For much of the last decade, academic researchers have been trying to persuade Meta, the company formerly known as Facebook, to share internal data about the behavior of users on its platforms, so that they might understand how—if at all—the sites’ algorithms influence people’s political views and behavior. The company suggested that it might offer such access; back in 2018, it even launched a project designed to share data. But the amount of usable information it ended up offering to researchers was minuscule, and in some cases, significantly flawed. As I reported for CJR two years ago this month, Meta also thwarted attempts by social scientists to collect their own data through scraping, and even disabled the accounts of some researchers. All this left the impression that the company had no interest in facilitating academic scrutiny.
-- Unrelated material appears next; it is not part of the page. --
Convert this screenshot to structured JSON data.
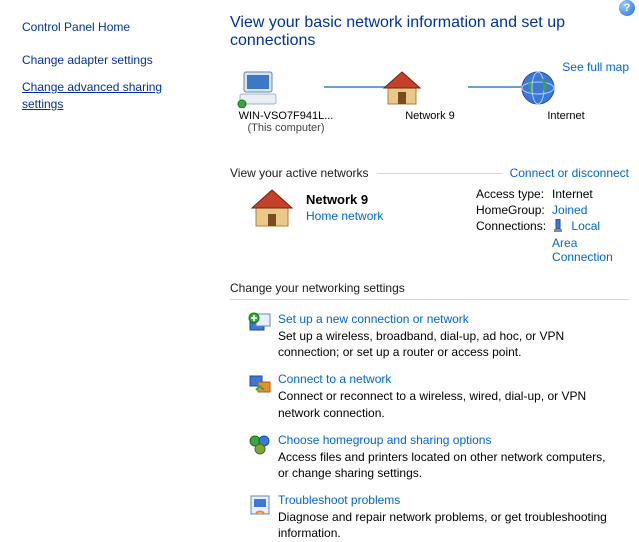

It was more than a little surprising, then, when social scientists last week published not one but four new studies based on user data that Meta had shared with them, part of a research project that the company launched in 2020 to analyze users’ behavior both during and immediately after that year’s presidential election. Meta provided twenty million dollars in funding (the company did not pay the researchers involved directly), and the project was coordinated by the University of Chicago’s National Opinion Research Center, a nonpartisan organization that also helped to collect and distribute some of the data. The research was initially scheduled to be released in the summer of 2021, but was delayed a number of times; the lead researchers said that the job of sorting and analyzing all the data was “significantly more time-consuming” than they had expected. The January 6 riot at the Capitol also extended the project’s timeline.
According to several of the researchers involved and an independent observer of the process—Michael W. Wagner, a professor of journalism and communication at the University of Wisconsin-Madison—Meta provided virtually all the data that they requested, and did not restrict or try to influence the research. A number of Meta staffers are named as co-authors of the papers. And the project isn’t done yet—another twelve research projects are set to drop soon.